Low back pain (LBP) is a devastating musculoskeletal ailment that impacts majority of the global population. Up to 95% of cases are considered nonspecific where the origin is unclear. Although there is a diagnosis with these cases, there lacks specificity that would help individuals with treatment and pain management. Imaging techniques such as magnetic resonance imaging (MRI) are primarily utilized in the diagnosis of LBP as it illuminates internal structures of the spine. One important structure clearly identified with MRI is the intervertebral disc (IVD) that is susceptible to injury and disease. Further, diagnostic imaging is performed lying down where the spine and IVD are under reduced mechanical loads. It may be more informative to image individuals standing up as the loads are up to five times greater than lying down The importance of standing is expounded with many people experiencing pain while in this posture. Additionally, there are relevant populations that exhibit inducible LBP symptoms during prolonged standing. Accordingly in this population these participants are termed pain developers (PDs) and non-pain developers (NPDs). Previous studies have offered insight into global anatomical and physiological mechanisms of the PDs and NPDs, however, there are few studies that examine internal joint mechanics of the spine especially within the IVD.
Therefore this dissertation attempts to identify structural and tissue-level adaptations that occur in standing that may inform on LBP diagnostic criteria.
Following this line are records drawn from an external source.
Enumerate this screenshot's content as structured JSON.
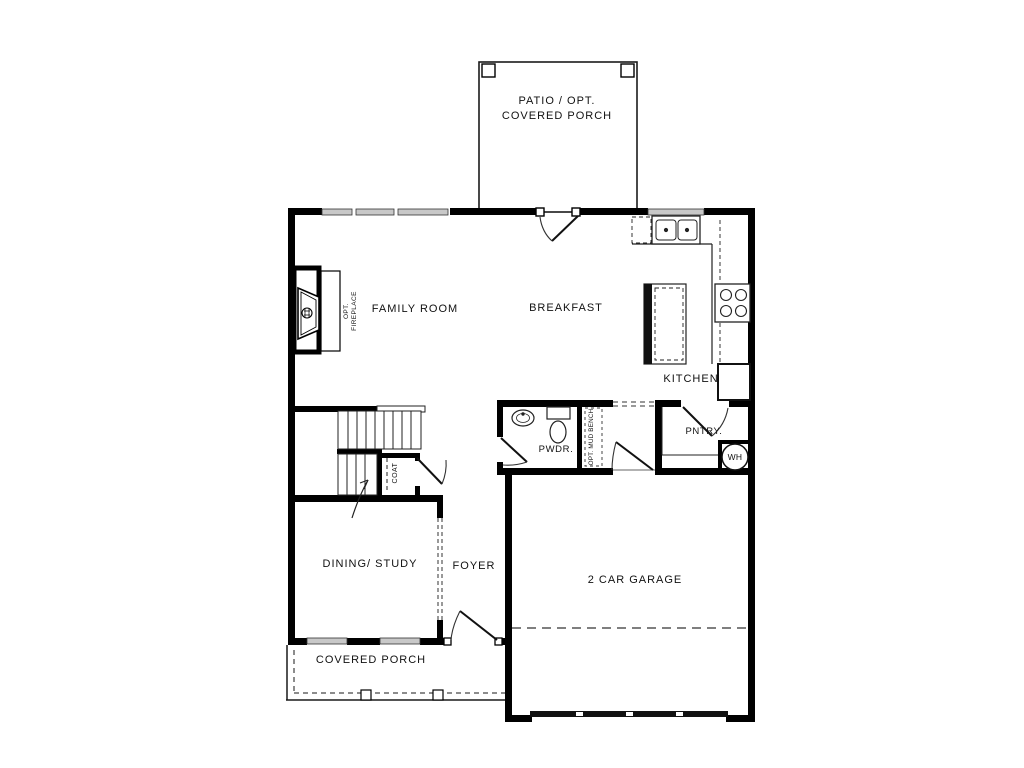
{
  "figure": "first-floor-plan",
  "colors": {
    "wall": "#000000",
    "line": "#1a1a1a",
    "window_fill": "#c8c8c8"
  },
  "rooms": {
    "patio": {
      "label_line1": "PATIO / OPT.",
      "label_line2": "COVERED PORCH"
    },
    "family_room": {
      "label": "FAMILY ROOM"
    },
    "breakfast": {
      "label": "BREAKFAST"
    },
    "kitchen": {
      "label": "KITCHEN"
    },
    "fireplace": {
      "label_line1": "OPT.",
      "label_line2": "FIREPLACE"
    },
    "powder": {
      "label": "PWDR."
    },
    "mud_bench": {
      "label": "OPT. MUD BENCH"
    },
    "pantry": {
      "label": "PNTRY."
    },
    "water_heater": {
      "label": "WH"
    },
    "coat": {
      "label": "COAT"
    },
    "dining_study": {
      "label": "DINING/ STUDY"
    },
    "foyer": {
      "label": "FOYER"
    },
    "garage": {
      "label": "2 CAR GARAGE"
    },
    "covered_porch": {
      "label": "COVERED PORCH"
    }
  }
}
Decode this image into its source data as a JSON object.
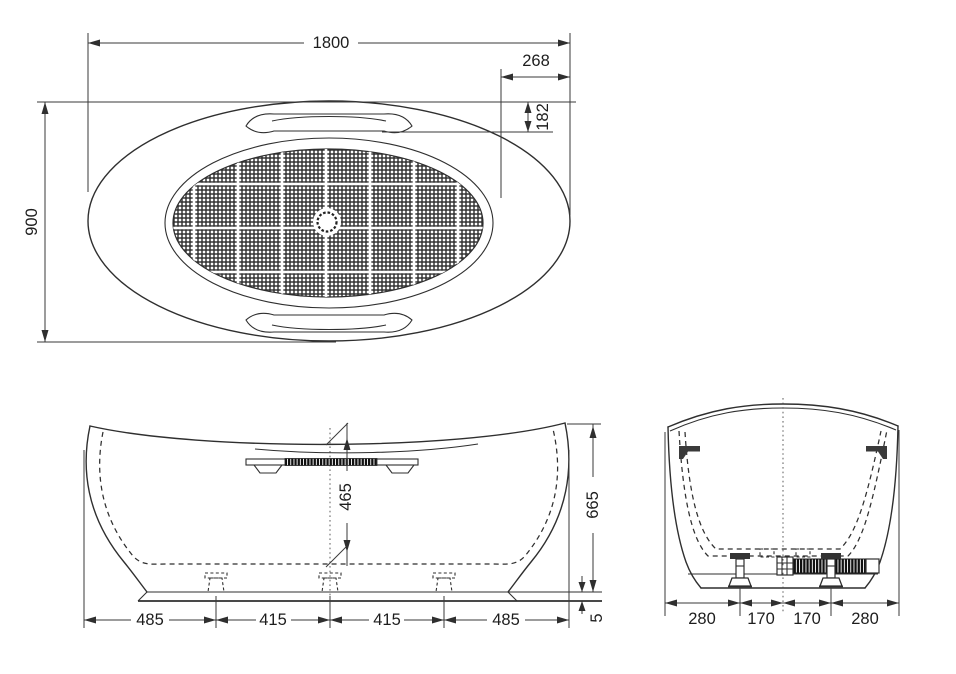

Additionally, pinpoint factors that may demonstrate the magnitude of the pain development. These questions were investigated through three separate aims. The first aim explores the importance of standing and sets out to prove that a positional MRI is valid in detecting geometric IVD changes. This was completed by imaging individuals in a positional MRI in supine and standing, and obtaining measurements related to the spinal structure such as the Cobb angle, segmental Cobb angle, anterior-to- posterior (A/P) height ratio, and IVD width. The second aim combines the technique developed in aim one with a population with inducible LBP symptoms. Participants were imaged in a positional MRI for 105 minutes while obtaining self-reported pain scores every 15 minutes. Statistical analyses were utilized to investigate if separation of and NPDs was possible and then if the measurements were associated to the PDs pain rating. The third and final aim combines the imaging data with finite element models and artificial neural network techniques for further exploration of the rich dataset. The finite element model was run on a single lumbar IVD for all participants to evaluate differences in intradiscal strains between PDs and NPDs. The neural network explored the data obtained from structural measurements, pain parameters, and important strains to examine relationships that may have been missed with individual approaches.
This work will aid in understanding factors associated with LBP development in standing through the combination of imaging, mechanical and statistical models, and hopefully provide new insights into clinical diagnosis, treatment and therapeutics.